I'd argue that NULL is, from a logical perspective, the single most broken feature of SQL.
> It simply means a lack of data.
The semantics of NULLs are less straightforward than that, and have a poor relationship to how SQL actually treats them. Every table with one or more nullable columns really should be a table with all the non nullable columns, plus additional table with each combination of columns that would never be missing together, each of which has a foreign key relationship back to the first table.
That's for the simple case, where the semantics of missing data are always consistent for any set of columns; in real-world databases there are often more than one reason data that can be missing might be missing, and those different reasons (because they are different classes of fact), for any given column or set of columns to which they apply, each call for another table with a foreign key reference to the table containing only the mandatory columns.
> So, for example, if you were providing a survey with an optional question with a yes/no answer. NULL would mean "no answer", false would mean "no", and true would mean "yes". Storing the "no answer" as a false would be incorrect since they did not answer the question.
Sure, storing it as one table with all the questions as columns and storing the "no" answer when the answer was missing would be an error. If all the questions aren't required for the survey to be valid, then -- from a logical perspective -- the problem is presenting the whole thing as a single relation in the first place. Its a set of relations, that share a key (but not necessarily all values of the key.)

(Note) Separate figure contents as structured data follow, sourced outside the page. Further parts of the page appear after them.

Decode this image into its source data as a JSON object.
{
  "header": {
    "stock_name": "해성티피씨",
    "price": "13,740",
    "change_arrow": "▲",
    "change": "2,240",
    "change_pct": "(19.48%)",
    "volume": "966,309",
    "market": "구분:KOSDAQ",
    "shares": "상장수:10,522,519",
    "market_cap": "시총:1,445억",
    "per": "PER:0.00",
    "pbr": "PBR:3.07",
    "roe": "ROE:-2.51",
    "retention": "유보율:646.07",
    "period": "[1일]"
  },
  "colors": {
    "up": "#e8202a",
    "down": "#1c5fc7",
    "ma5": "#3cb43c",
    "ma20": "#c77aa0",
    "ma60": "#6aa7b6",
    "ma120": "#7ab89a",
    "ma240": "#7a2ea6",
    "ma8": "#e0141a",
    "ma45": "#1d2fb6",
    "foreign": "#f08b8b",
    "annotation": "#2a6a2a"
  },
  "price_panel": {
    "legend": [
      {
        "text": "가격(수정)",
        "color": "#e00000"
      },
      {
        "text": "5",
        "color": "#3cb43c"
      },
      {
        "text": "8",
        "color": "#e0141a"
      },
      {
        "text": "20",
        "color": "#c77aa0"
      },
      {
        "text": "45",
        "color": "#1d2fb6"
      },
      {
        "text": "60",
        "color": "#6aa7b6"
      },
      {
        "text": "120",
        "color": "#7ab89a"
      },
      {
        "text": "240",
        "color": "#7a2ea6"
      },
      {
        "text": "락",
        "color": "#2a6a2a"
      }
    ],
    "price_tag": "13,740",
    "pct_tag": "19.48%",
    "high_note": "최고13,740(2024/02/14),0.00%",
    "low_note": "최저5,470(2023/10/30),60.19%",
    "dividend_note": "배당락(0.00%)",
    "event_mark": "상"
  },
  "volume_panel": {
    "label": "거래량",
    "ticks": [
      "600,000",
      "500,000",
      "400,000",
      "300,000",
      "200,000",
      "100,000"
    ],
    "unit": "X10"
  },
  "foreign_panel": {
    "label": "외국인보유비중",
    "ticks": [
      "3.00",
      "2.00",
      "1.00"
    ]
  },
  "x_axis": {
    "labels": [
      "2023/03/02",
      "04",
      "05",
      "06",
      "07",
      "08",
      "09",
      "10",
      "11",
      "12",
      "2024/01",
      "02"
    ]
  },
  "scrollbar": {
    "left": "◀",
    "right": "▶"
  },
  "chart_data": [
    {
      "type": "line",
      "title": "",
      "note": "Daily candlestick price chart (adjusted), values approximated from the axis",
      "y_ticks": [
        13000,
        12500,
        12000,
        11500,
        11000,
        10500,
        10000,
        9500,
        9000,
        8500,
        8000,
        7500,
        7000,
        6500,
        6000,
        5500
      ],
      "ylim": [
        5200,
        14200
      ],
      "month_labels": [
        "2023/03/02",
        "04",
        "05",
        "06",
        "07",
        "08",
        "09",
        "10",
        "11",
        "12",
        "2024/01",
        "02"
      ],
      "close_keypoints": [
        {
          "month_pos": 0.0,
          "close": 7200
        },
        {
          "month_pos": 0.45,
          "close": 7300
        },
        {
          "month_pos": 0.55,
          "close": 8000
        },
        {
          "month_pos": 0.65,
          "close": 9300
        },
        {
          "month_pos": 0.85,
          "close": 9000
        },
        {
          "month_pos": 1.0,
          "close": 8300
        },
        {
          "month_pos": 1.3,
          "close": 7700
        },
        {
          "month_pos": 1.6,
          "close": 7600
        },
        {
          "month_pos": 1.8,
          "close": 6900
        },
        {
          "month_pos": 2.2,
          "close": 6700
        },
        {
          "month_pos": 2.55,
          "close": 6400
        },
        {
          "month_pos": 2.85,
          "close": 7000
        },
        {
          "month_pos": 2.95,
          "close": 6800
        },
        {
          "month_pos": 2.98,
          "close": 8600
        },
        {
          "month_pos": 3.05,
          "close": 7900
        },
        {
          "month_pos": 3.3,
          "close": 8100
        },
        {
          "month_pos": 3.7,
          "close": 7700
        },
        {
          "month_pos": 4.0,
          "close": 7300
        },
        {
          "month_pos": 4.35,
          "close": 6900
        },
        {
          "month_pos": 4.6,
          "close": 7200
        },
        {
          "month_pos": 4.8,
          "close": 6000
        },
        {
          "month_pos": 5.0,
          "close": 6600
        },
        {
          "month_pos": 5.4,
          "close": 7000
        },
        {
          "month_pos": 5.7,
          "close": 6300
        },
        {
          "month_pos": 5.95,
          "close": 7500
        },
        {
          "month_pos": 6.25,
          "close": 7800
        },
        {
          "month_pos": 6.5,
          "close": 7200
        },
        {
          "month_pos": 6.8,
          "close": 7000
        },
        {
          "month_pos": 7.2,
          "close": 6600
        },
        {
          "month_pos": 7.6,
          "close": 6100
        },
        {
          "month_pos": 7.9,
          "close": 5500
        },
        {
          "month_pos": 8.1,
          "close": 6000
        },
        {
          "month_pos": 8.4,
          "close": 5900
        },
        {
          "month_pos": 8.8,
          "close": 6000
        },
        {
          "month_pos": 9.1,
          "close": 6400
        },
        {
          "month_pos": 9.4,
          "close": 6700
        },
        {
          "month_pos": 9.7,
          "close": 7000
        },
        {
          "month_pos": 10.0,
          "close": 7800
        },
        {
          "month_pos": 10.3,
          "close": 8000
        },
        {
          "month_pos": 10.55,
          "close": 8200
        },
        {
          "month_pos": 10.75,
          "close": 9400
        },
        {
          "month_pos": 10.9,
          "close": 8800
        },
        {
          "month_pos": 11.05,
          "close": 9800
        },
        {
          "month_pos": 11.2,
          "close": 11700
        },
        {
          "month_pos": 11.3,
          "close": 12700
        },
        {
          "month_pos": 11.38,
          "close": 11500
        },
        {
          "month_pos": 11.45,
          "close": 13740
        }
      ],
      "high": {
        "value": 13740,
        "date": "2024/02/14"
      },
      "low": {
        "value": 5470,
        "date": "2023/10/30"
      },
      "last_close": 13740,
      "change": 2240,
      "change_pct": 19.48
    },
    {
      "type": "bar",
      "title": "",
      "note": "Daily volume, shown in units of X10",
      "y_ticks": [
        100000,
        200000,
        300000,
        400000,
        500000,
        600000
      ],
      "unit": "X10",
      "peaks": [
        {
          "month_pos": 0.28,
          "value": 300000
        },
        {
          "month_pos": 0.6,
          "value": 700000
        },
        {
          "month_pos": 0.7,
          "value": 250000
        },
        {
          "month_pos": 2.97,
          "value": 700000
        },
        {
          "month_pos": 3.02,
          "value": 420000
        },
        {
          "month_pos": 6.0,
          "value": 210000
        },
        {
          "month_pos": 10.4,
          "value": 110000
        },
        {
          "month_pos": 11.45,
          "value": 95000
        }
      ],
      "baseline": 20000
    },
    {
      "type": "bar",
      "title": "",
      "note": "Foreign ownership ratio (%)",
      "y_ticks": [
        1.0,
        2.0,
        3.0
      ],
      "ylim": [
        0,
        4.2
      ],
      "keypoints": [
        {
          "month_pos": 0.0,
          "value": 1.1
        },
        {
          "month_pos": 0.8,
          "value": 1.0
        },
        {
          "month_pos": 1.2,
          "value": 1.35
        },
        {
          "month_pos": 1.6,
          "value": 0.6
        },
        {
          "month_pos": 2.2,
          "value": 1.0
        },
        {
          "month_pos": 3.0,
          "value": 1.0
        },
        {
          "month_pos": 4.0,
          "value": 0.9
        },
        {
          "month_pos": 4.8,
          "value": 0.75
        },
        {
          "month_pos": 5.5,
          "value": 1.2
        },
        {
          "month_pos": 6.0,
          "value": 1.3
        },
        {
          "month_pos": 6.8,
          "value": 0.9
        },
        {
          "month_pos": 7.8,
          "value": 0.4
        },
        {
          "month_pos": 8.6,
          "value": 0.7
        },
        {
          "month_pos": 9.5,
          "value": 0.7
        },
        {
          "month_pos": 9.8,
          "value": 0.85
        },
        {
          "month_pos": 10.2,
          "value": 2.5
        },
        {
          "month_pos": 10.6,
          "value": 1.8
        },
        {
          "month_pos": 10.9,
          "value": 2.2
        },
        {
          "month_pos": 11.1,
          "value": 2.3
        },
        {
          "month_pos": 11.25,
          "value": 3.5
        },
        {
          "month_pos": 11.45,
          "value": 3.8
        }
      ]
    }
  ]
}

And how much overhead in logic, code and frustration would that cause in terms of development and support.. right now, I'm dealing with an over-normalized database close to what you are describing and needing over 20 joins in a single query to get a complete record for display (not including actual sub-records) but to get a complete set of properties, where null means not there...
> And how much overhead in logic, code and frustration would that cause in terms of development and support..
Depends on the competencies of the people doing dev and support. Personally -- both as a developer and a technical user -- I've had more problems dealing with situations where NULLS had ambiguous semantics, where the typical naive use of nullable columns instead of normalization into logical units of data that must all be present or absent together resulted in avoidable data inconsistencies, etc., than I've ever had with overnormalized tables.
Joins for queries are a solve-once development problem; data inconsistencies and ambiguities resulting from the problems with NULL are an ongoing problem.
So, for example, if you were providing a survey with an optional question with a yes/no answer. NULL would mean "no answer", false would mean "no", and true would mean "yes". Storing the "no answer" as a false would be incorrect since they did not answer the question.
It could also happen if you were adding a new column. Existing rows do not have data and would deserve a NULL unless you had a deterministic way to fill in a true or false value.